§ 174, III InsO zulässig ? Folge ?

  • Eigentlich muss man doch bei jeder Schlussberichtsprüfung einen Blick auf die Höhe der im Schlussverzeichnis enthaltenen Forderungen werfen und diese mit der momentanen Masse vergleichen, unter gleichzeitiger Hochrechnung, was an pfändbarem Einkommen in nächster Zeit wohl noch eintrudeln wird. Aber wo zieht man hier die Grenze. Aufforderung zur Anmeldung nachrangiger Forderungen dann, wenn in schätzungsweise 2 oder 7 Monaten oder gar zeitlich auf die gesamte WVP abgestellt genug Geld zusammenkommt?
    Wenn z.B. bislang im Verfahren regelmäßig monatlich 400 € pfändbares Einkommen eingingen und unter Berücksichtigung der Kosten davon auszugehen ist, dass in ca. 8 Monaten die Kosten und die Gläubiger befriedigt sind, kommt dann § 174 III InsO in Betracht?

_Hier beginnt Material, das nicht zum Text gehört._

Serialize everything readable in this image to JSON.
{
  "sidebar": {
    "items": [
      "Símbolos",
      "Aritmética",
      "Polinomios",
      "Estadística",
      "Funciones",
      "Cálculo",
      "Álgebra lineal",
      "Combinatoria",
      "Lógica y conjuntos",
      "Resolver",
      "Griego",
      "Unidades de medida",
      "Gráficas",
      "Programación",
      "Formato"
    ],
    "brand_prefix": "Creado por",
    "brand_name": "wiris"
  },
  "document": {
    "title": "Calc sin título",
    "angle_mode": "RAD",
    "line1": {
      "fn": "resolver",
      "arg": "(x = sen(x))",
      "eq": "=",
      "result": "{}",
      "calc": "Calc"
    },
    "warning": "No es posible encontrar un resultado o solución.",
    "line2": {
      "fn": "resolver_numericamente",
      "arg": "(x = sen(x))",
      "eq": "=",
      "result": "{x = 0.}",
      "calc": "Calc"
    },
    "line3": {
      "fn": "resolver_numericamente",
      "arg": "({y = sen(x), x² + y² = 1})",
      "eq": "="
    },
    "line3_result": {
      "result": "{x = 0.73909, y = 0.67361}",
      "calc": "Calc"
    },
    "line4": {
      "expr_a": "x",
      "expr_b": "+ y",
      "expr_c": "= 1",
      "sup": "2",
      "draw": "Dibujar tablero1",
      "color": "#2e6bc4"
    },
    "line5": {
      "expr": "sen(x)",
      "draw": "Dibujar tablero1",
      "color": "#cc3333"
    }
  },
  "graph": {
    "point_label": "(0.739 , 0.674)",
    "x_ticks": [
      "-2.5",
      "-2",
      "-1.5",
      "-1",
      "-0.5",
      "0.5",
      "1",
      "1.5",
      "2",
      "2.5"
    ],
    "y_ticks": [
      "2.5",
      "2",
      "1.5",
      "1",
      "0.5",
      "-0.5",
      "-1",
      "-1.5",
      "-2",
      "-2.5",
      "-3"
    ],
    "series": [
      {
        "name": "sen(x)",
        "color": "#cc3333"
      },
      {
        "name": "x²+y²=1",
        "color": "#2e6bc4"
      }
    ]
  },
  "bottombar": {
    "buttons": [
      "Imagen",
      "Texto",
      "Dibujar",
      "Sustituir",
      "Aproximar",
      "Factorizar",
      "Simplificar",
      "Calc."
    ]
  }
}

  • Ich würde es machen, wie schon meine Oma zum Pfannkuchenrezept zu mir sagte: "nach Gefühl". hast Du im Insolvenzverfahren das Gefühl, es könnte so viel eingehen, dass alle Forderungen erfüllt (und noch mehr) werden kann, dann würde ich vorsichtshalber auffordern. Konkret zu deinem geschilderten Fall meine ich, mußt du auch auffordern. Sinn des § 174 III InsO war ja lediglich, Arbeit zu ersparen, weil meist keine Quote zustande kommt. Ist aber einigermaßen sicher voraussehbar, dass auch nachrangige bedient werden, sollte man auffordern zur Anmeldung.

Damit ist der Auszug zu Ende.